The reason for the problem seems to be a mismatch in the libraries
needed by the veorun
utility located in
/opt/nec/ve/veos/libexec/veorun and those needed by the VE kernels
.so file. The veorun
utility being linked with an older compiler
loads Fortran and C++ runtime libraries from the directories of the
older compiler:
$ /opt/nec/ve/glibc/bin/ldd /opt/nec/ve/veos/libexec/veorun
libpthread.so.0 => /opt/nec/ve/lib/libpthread.so.0 (0x0000600c00800000)
libdl.so.2 => /opt/nec/ve/lib/libdl.so.2 (0x0000600c00e00000)
libnfort.so.2 => /opt/nec/ve/nfort/2.2.2/lib/libnfort.so.2 (0x0000600c01400000)
libnc++.so.2 => /opt/nec/ve/nfort/2.2.2/lib/libnc++.so.2 (0x0000600c01a00000)
libncc.so.2 => /opt/nec/ve/nfort/2.2.2/lib/libncc.so.2 (0x0000600c02000000)
libsysve.so.1 => /opt/nec/ve/lib/libsysve.so.1 (0x0000600c02600000)
libm.so.6 => /opt/nec/ve/lib/libm.so.6 (0x0000600c02a00000)
libc.so.6 => /opt/nec/ve/lib/libc.so.6 (0x0000600c03000000)
/opt/nec/ve/lib/ld-linux-ve.so.1 (0x0000600c00000000)

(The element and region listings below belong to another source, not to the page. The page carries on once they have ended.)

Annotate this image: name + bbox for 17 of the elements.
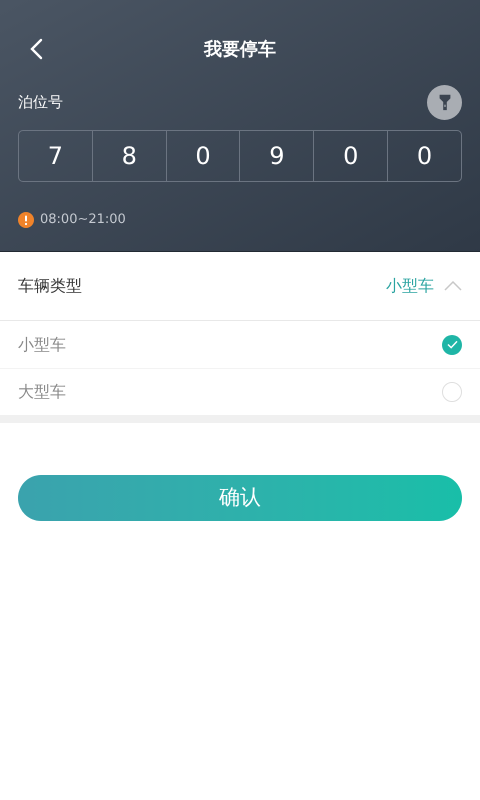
flashlight-icon[interactable] — [427, 84, 462, 120]
digit-cell: 9 — [239, 131, 314, 181]
warning-icon — [18, 212, 34, 228]
business-hours: 08:00~21:00 — [40, 211, 126, 229]
digit-cell: 0 — [313, 131, 388, 181]
page-title: 我要停车 — [204, 38, 276, 62]
confirm-button[interactable]: 确认 — [18, 475, 462, 521]
digit-cell: 0 — [387, 131, 461, 181]
berth-label: 泊位号 — [18, 92, 63, 113]
berth-number-field[interactable]: 7 8 0 9 0 0 — [18, 130, 462, 182]
vehicle-option[interactable]: 大型车 — [0, 368, 480, 415]
digit-cell: 8 — [92, 131, 166, 181]
digit-cell: 0 — [166, 131, 240, 181]
vehicle-type-dropdown[interactable]: 车辆类型 小型车 — [0, 252, 480, 321]
vehicle-option[interactable]: 小型车 — [0, 321, 480, 368]
digit-cell-text: 7 — [46, 141, 64, 172]
chevron-icon — [444, 281, 462, 291]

while the freshly compiled .so file expects them to come for example
from /opt/nec/ve/nfort/3.0.1/lib/. Pointing the environment variable
VE_LD_LIBRARY_PATH
to the newer libraries didn’t work for me.
The Remedy
Relinking the veorun
helper worked in my case. That way both, the
veorun
executable and the shared library which it will load require
and get the same compiler libraries.
A little script is provided with the package veoffload-veorun
in
order to allow linking VE kernels statically into a specialized
veorun
. We use it with an empty dummy object file:
touch dummy.c
/opt/nec/ve/bin/ncc -o dummy.o -c dummy.c
CCLD=/opt/nec/ve/bin/nfort CFLAGS="-O0" LDFLAGS="-fopenmp -pthread -ldl" \
/opt/nec/ve/veos/libexec/mk_veorun_static veorun dummy.o
Now we set the environment variable VEORUN_BIN
to point to the newly
created veorun
and start our VEO program:
export VEORUN_BIN=$(pwd)/veorun
.../veo_executable ...
NOTE When using mk_veorun_static
the compiler is being specified
by setting the CCLD
env variable. We point it to the Fortran
compiler here because this way we can also load and use safely VE
kernels compiled from Fortran code. If your kernels use OpenMP, do
use the -fopenmp
option in $LDFLAGS
. If you don’t plan to use
OpenMP in the kernels, leave that option away.